The political challenge of complementarity lies in how it translates into social processes, between a central state and local laws, between the national and the parochial. This is to mediate on what forms  complementarity can assume in future places of assembly for new political forms. Politics depends on the creation of an ‘agonising’ space – Agon, as the space to mediate conflict as equals. The agonising space is what Chantal Mouffe regards as the core basis out of which a democratic political process emerges. A possible conception of society based on complementarity is not about privileging the local over the central, the Individual over the State, nor a matter in the belief of ‘small is beautiful’ or that ‘big is best’. Complementarity is not to be understood in terms of dialectical progress that modernist ideology is built upon. Rather complementarity is a dynamic state of being, and that requires a greater shift in perspective from current modes of thinking about social possibilities.

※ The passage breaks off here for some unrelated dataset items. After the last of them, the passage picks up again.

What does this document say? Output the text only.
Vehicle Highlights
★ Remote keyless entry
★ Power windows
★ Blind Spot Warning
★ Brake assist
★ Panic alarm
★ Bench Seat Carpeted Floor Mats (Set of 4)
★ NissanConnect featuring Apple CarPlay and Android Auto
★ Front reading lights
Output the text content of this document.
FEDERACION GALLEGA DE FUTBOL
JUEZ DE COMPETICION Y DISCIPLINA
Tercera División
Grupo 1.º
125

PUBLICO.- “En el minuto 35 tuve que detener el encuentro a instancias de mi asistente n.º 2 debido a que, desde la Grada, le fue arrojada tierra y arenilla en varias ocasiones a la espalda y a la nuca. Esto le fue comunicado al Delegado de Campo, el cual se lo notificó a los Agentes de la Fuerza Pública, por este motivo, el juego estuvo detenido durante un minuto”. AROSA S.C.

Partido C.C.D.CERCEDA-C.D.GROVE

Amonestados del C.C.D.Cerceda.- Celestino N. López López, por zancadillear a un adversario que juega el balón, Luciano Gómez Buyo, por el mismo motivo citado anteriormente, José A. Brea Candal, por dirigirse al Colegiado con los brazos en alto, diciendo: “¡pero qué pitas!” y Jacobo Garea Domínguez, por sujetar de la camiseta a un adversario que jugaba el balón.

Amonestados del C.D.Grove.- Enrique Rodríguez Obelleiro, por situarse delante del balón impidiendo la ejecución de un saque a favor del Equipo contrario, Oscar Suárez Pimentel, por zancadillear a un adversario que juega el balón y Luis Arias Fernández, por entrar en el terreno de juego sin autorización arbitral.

Thankfully if we need inspiration the moors offer us enough examples to draw from nature whereby forms of life from entirely different historical phases and ways of reproducing co-exist through symbiosis. If we poke into the tiny spaces of moss, lichens and fungi that cover much of the vast expanse of the moorlands, we find not only that different life forms co-exist but also that they would be unable to exist here without the presence of the other. Symbiosis can be seen as a way of increasing the ecological range of each, converting historical monoculture to multi coordinates of existence: the fungus which lacks chlorophyll uses the algae or bacteria to produce energy through photo-synthesis; the algae or bacteria enjoys the protection the fungus provides. The lichen is a composite organism based a symbiotic relationship between fungus and algae, whilst the moss on the top of the lichen is a plant.

Like complementarity the symbiotic nature of lichen was not fully understood until the 19th century, when the idea of symbiosis was first proposed. It seems we are retrospectively becoming aware of the layers of nature. But to advance further without wrecking the planet perhaps we need to get beyond the ‘exclusionary reflex’ of western science to arrive at an inclusive capacity which requires more than one framework.
In as much, to poke too deeply into this desolate ensemble is to overturn the uni-directional notions of causality and of relations and of history.